La conseguenza è che ora Francoforte, senza modifiche ai criteri d’acquisto dei vari bond sovrani, può trovarsi a “raschiare il fondo del barile” per quanto attiene alla disponibilità dei bund tedeschi. Quindi ad essere in difficoltà nel proseguire la sua politica monetaria non-convenzionale. Ma se tale questione appare come un problema “europeo”, cioè specifico per Bce e Lagarde, pur tuttavia, come detto, se continuare o meno con la “moneta facile” è tema che tocca tutte le banche centrali.
Il quesito è se le politiche monetarie espansive “non-convenzionali” del post 2008 ormai abbiano dato tutto ciò che potevano. Certo, nell’immediato simili considerazioni non dispiacciono sia alla politica (perché le rendono meno oneroso fare budget in deficit) che ai mercati (la nuova liquidità traducendosi in acquisto di asset ne alza il prezzo e ne abbatte il rendimento però con rischio “bolla”).

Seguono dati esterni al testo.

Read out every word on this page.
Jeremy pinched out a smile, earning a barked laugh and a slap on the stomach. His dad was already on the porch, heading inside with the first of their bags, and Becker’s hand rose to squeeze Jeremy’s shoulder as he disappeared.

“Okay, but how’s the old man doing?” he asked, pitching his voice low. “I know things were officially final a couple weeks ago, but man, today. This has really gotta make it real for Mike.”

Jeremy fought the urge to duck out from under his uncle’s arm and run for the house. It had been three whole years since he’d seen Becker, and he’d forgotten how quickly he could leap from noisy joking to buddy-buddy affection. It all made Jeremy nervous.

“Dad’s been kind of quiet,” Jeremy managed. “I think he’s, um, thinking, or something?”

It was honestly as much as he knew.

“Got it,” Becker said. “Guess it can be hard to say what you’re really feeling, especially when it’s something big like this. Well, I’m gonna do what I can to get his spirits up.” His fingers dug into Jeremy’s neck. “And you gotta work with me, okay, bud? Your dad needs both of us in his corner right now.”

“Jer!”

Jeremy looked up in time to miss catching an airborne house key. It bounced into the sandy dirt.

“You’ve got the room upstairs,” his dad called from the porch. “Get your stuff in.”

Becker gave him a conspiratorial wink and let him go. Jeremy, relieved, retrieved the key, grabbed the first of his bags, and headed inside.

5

Tuttavia, a parte la considerazione che ulteriori tagli a tassi già minimi o negativi appaiono sempre più un’arma scarica (solo gli Stati Uniti, come mostrano le bordate di Trump contro la Fed, avrebbero tuttora margini di diminuzione), questi presentano anche conseguenze negative: ad esempio, incidono sui margini di assicurazioni, fondi pensione banche (Rapporto Bce sulla stabilità finanziaria 2018).
Inoltre, meglio ripeterlo ancora, la “moneta facile” può alterare i valori nei mercati finanziari, separandoli dai risultati “reali” dei bilanci. Il guaio, per le banche centrali, è che questo le pone dinnanzi ad un pessimo dilemma: perché, se abbandonano le “politiche non-ortodosse”, rischiano di far esplodere la bolla venendone imputate per le conseguenze recessive; viceversa, se perseverano, facilmente innescano una bomba/bolla ad orologeria. Qui le banche centrali, al di là dei diversi assetti normativi di riferimento, più che autonome e indipendenti, paiono prigioniere della situazione. Potevano fare diversamente dopo il 2018?
Difficile, realisticamente, dovendo il banchiere centrale – come ricordava, peraltro i un contesto diverso – Guidi Carli già governatore di Bankitalia – evitare scelte magari valide in via di principio, ma nell’immediato destabilizzanti l’ordine monetario affidatogli (Guido Carli, Intervista sul capitalismo italiano, Laterza, 1977).

E, con tutta probabilità, nel fatidico 2008 il mancato ricorso a politiche monetarie non-convenzionali sarebbe stato, appunto, destabilizzante. Altra cosa, invece, trasformarle in una nuova ortodossia, come pare oggi accada osservando parole e intenzioni delle banche centrali. Ciononostante, forse merita riconoscere che, almeno teoricamente, le preoccupazioni della Bundesbank (la banca centrale della Germania) qualche fondamento l’avevano sia per i pericoli di un loro eccessivo proseguimento che, essendo facile per le banche centrali restarvi imprigionate, per gli effetti sulla loro indipendenza da politica e mercati. Poi, a rendere più drammatico il dilemma, come la cronaca di questi giorni dimostra, c’è il rischio che le politiche monetarie non-convenzionali, sebbene pensate dalle leadership delle banche centrali a fini interni delle singole entità politiche, abbiano un impatto sui cambi capace di innescare vere e proprie guerre valutarie.
Insomma, si prospettano momenti difficili per le banche centrali intrappolate nelle sabbie mobili della “moneta facile”. Neppure le aiuta la diffusa l’illusione che l’alchimia monetaria, per dire con Mervyn King, ex governatore della Banca d’Inghilterra (Mervyn King, La fine dell’alchimia, Il Saggiatore, 2017), cioè che la sola manovra della moneta possa fare la magia di avere una sana economia.
Molte, dunque, guardando all’Eurozona, le sfide dinnanzi alla Presidente Lagarde e al board della Bce in più, come detto, condizionati dalla costitutiva (in senso politico) fragilità dell’euro. Nell’affrontarle che rapporto vi sarà tra Realpolitik e logica del banchiere centrale? Insomma, come sarà l’Eurotower da novembre? Comunque sia, inciderà sui nostri destini.